The BART Administration Building was located in a dedicated six-story office building constructed concurrently on top of the station. In 2003, due to potential risk of earthquake damage, the headquarters was moved away from the station to leased space in the Kaiser Center. The former Administration Building was dismantled in 2009–2010. Seismic retrofitting of the station took place in May–September 2009. Bathrooms at underground BART stations were closed after the September 11 attacks due to security concerns. The bathroom at Lake Meritt station reopened on June 28, 2022, after a renovation, with an attendant on duty during all operating hours.
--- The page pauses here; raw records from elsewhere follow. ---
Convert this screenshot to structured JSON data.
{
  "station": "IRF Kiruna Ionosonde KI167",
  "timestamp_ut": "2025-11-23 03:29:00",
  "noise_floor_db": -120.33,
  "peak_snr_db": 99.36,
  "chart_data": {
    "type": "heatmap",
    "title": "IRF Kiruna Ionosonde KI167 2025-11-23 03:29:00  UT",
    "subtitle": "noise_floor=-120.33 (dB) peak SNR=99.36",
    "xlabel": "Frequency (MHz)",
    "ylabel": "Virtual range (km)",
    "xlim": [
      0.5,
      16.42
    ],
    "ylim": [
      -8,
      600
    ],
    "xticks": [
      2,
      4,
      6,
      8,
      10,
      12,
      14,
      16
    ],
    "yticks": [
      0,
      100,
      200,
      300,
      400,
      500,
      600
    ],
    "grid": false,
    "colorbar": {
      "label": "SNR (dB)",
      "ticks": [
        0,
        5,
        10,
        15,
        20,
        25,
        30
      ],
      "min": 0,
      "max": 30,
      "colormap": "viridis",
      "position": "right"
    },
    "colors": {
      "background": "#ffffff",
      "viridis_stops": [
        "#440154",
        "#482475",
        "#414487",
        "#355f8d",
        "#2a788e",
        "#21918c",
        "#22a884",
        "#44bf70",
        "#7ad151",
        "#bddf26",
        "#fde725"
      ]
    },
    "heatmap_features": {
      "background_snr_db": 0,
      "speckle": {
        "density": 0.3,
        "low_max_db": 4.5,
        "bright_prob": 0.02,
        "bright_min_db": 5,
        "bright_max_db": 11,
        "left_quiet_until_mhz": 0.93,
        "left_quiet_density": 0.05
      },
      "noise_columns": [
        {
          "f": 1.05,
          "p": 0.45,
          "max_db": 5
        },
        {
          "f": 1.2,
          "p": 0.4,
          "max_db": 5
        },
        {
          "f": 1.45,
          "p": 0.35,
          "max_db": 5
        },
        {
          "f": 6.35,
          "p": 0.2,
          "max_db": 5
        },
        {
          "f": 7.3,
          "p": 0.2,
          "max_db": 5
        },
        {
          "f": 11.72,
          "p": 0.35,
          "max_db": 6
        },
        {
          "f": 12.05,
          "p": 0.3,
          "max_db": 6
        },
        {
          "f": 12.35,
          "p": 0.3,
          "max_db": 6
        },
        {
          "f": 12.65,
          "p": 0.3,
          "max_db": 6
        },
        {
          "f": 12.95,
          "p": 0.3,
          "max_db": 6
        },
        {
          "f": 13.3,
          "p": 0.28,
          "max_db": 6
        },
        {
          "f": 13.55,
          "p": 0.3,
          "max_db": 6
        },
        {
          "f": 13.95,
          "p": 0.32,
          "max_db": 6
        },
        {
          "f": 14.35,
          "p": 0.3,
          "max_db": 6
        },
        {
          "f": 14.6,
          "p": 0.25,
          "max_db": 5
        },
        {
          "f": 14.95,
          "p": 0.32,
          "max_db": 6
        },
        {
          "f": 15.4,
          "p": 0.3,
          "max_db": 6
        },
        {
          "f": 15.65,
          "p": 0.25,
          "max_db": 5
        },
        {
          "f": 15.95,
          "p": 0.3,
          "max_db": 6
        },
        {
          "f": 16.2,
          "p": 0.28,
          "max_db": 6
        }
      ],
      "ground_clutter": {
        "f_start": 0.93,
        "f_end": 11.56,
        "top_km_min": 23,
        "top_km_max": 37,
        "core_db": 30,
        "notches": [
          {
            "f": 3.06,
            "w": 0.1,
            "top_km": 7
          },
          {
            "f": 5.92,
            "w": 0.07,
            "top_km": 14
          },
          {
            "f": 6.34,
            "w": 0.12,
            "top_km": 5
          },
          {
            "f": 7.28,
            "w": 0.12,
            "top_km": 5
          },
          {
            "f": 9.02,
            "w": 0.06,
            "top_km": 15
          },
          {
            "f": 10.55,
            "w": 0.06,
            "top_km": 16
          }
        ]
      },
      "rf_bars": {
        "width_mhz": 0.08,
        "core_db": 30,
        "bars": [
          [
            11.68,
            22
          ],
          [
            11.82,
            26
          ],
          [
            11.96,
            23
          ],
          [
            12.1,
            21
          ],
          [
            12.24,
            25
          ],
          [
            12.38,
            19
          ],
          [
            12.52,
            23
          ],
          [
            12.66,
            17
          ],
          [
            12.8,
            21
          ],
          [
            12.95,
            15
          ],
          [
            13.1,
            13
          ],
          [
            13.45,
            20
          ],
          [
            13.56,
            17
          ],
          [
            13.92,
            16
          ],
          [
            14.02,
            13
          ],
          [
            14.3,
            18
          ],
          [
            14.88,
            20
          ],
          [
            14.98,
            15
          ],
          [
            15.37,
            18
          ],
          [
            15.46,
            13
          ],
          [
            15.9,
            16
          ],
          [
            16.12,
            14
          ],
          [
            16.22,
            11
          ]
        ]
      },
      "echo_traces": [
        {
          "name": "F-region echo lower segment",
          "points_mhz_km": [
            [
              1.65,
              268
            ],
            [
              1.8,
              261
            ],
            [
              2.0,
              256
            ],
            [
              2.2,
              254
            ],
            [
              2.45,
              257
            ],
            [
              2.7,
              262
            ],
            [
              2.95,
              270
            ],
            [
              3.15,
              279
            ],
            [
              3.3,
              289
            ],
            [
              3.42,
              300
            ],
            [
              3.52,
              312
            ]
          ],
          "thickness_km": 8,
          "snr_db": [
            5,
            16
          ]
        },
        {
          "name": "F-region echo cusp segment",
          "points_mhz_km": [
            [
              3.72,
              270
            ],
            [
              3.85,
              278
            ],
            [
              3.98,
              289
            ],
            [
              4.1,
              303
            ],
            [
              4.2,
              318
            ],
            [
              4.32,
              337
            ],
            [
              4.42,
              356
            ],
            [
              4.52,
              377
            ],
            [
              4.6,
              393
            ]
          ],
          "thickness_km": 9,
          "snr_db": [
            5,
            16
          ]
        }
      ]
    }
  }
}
In September 2018, the BART Board selected a developer for transit-oriented development on BART-owned land around the station. On September 8, 2022, the board approved plans for a 457-unit residential development to replace the station parking lot. The parking lot closed on September 16, 2024, to allow construction to begin. The first building will have 97 residential units; the second will have 360. Two additional buildings with 100 residential units and 500000 sqft of office space are planned in a future phase. They would use the parcel currently occupied by BART Police headquarters, which is planned to be relocated near the main BART offices in 2026. An additional phase would develop an isolated BART lot off 7th Street. As of 2024, BART indicates "significant market, local support, and/or implementation barriers" that must be overcome to allow that development; it would not begin until at least the mid-2030s.